How It Works

Our system simplifies the survival prediction process into three straightforward steps, ensuring clarity and accuracy.

Step 1: Input Data

The system accepts various input parameters, including patient demographics, medical history, and current health status. This data is crucial for generating accurate survival predictions.

Step 2: AI Processing

Our advanced AI algorithms analyze the provided data, identifying complex patterns and correlations that are invisible to the human eye to build a highly accurate predictive model.

Step 3: Prediction

Based on the analysis, the system generates a clear and concise survival prediction, presented with confidence scores and explainable insights to aid in decision-making.

Project Context

This application is developed in collaboration with Dr.

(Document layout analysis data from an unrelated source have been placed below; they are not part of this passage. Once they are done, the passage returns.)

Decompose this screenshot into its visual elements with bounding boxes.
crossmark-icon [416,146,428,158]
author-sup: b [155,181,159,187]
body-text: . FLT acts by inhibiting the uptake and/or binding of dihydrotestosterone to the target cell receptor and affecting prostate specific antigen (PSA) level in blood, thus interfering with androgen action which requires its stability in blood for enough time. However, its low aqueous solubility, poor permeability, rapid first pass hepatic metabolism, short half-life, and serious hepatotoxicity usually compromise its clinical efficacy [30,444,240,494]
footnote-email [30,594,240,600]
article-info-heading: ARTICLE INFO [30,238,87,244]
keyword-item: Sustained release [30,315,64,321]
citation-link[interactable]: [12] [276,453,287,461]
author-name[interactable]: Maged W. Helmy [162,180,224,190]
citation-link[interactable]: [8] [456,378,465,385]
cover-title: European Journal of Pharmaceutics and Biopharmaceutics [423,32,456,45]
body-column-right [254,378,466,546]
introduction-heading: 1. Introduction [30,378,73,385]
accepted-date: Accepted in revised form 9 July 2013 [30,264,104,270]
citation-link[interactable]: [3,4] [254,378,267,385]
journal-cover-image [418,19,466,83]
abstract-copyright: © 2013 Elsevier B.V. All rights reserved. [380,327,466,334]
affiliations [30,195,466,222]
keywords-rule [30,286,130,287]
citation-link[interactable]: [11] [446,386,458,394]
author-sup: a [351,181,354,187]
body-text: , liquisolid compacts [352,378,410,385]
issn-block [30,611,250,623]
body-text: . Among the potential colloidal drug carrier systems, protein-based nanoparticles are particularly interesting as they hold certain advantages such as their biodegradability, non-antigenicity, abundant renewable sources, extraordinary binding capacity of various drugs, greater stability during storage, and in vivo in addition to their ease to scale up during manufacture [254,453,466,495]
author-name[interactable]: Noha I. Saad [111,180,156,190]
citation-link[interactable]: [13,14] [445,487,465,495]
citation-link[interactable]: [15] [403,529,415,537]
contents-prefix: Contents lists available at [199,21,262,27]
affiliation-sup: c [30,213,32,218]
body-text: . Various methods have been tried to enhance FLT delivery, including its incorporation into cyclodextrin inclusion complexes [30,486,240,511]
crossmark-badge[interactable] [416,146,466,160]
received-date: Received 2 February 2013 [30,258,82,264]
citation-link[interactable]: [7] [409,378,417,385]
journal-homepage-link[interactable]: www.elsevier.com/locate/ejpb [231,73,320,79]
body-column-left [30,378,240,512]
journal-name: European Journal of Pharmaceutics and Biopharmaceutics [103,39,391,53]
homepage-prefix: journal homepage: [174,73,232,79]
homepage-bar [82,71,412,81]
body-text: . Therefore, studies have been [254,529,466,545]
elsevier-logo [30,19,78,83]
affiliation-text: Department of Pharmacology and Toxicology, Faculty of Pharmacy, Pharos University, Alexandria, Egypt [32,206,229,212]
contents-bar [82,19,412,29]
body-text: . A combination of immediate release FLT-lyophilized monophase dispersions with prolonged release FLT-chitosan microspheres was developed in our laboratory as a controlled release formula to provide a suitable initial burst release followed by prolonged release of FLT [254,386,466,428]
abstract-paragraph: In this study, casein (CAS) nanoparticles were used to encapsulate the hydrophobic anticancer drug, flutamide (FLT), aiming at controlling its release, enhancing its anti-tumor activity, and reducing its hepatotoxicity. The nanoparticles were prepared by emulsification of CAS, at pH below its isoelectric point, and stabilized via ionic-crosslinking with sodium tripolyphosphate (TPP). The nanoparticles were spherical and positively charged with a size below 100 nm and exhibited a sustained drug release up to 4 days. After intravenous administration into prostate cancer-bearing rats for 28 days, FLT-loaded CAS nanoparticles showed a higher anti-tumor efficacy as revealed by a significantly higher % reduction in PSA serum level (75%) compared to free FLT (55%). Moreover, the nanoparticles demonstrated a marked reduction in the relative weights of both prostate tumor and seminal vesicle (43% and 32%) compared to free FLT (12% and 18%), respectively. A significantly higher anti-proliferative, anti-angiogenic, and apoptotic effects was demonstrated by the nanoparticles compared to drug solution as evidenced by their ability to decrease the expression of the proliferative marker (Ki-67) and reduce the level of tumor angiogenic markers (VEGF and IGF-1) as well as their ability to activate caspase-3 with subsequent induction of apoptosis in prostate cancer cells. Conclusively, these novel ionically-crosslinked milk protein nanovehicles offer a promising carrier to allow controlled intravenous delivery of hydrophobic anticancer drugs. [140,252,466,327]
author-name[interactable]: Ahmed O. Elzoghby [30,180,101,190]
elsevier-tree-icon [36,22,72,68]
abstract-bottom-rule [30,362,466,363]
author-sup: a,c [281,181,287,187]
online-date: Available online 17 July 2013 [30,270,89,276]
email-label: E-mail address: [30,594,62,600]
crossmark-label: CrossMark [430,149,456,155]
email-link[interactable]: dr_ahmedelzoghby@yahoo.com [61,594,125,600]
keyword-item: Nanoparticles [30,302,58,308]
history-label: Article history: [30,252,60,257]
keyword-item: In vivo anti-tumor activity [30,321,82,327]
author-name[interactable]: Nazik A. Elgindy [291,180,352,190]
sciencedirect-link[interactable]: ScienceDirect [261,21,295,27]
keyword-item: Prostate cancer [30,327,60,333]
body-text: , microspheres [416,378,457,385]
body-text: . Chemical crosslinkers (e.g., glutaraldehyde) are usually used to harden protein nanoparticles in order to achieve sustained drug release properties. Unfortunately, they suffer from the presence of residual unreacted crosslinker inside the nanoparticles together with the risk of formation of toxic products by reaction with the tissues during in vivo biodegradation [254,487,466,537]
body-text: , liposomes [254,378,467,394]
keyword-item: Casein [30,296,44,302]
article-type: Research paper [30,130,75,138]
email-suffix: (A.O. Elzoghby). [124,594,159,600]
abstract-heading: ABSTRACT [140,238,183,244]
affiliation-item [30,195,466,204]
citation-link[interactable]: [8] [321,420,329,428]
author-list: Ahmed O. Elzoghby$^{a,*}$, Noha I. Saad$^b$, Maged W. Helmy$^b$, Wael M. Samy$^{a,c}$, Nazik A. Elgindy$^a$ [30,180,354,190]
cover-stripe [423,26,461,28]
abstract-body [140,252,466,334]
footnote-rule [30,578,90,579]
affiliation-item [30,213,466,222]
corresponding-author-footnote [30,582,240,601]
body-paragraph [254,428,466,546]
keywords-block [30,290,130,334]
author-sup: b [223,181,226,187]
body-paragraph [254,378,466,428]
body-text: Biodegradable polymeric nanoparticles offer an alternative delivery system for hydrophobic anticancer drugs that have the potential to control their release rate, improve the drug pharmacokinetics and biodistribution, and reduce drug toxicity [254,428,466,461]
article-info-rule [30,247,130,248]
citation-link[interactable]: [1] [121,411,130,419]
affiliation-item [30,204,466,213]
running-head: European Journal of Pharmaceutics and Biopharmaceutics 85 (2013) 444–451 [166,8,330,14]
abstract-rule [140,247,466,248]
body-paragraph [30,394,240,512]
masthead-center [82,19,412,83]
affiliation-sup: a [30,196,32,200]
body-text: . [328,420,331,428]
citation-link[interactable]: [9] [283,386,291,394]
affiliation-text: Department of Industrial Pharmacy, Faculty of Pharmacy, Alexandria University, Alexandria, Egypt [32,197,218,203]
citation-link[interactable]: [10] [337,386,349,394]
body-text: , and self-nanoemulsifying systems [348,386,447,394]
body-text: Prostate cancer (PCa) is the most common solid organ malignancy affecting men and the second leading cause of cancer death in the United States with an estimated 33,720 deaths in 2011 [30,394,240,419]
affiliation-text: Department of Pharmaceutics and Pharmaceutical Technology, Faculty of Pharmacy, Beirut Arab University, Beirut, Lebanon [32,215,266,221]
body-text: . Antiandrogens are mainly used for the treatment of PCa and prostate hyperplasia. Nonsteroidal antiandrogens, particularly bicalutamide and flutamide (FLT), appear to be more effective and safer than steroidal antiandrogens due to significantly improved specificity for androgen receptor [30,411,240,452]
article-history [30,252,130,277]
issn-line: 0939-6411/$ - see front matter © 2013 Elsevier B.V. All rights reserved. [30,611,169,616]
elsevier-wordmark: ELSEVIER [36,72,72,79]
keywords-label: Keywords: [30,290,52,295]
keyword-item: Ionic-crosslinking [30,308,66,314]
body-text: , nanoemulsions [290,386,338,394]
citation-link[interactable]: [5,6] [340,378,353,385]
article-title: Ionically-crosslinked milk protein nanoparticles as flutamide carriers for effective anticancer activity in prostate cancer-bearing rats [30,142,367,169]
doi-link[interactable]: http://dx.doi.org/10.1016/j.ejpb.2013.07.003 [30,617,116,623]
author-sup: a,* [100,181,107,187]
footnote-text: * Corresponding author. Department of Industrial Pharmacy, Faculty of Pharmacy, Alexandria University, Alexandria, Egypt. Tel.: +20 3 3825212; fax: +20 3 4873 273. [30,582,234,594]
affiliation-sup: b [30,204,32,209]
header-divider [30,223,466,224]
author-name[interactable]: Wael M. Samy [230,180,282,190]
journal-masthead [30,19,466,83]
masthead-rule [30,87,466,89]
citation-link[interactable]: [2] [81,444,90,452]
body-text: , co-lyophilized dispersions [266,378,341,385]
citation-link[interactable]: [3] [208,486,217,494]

Wonsuk Yoo, Research Associate Professor at the School of Nursing and Health Studies, as part of his ongoing research on survival prediction in oncology. Leveraging retrospective randomized controlled trial (RCT) single-arm datasets, the system implements advanced artificial neural network (ANN) architectures to predict median progression-free survival (mPFS) and six-month progression-free survival (PFS6).

By integrating multi-task learning, calibrated outputs, and robust validation strategies, the platform provides a research-grade predictive environment that aligns computational modeling with clinical data. This work reflects a translational effort to bridge statistical evidence from prior trials with modern machine learning, supporting more rigorous prognostic assessment and decision-making in cancer research.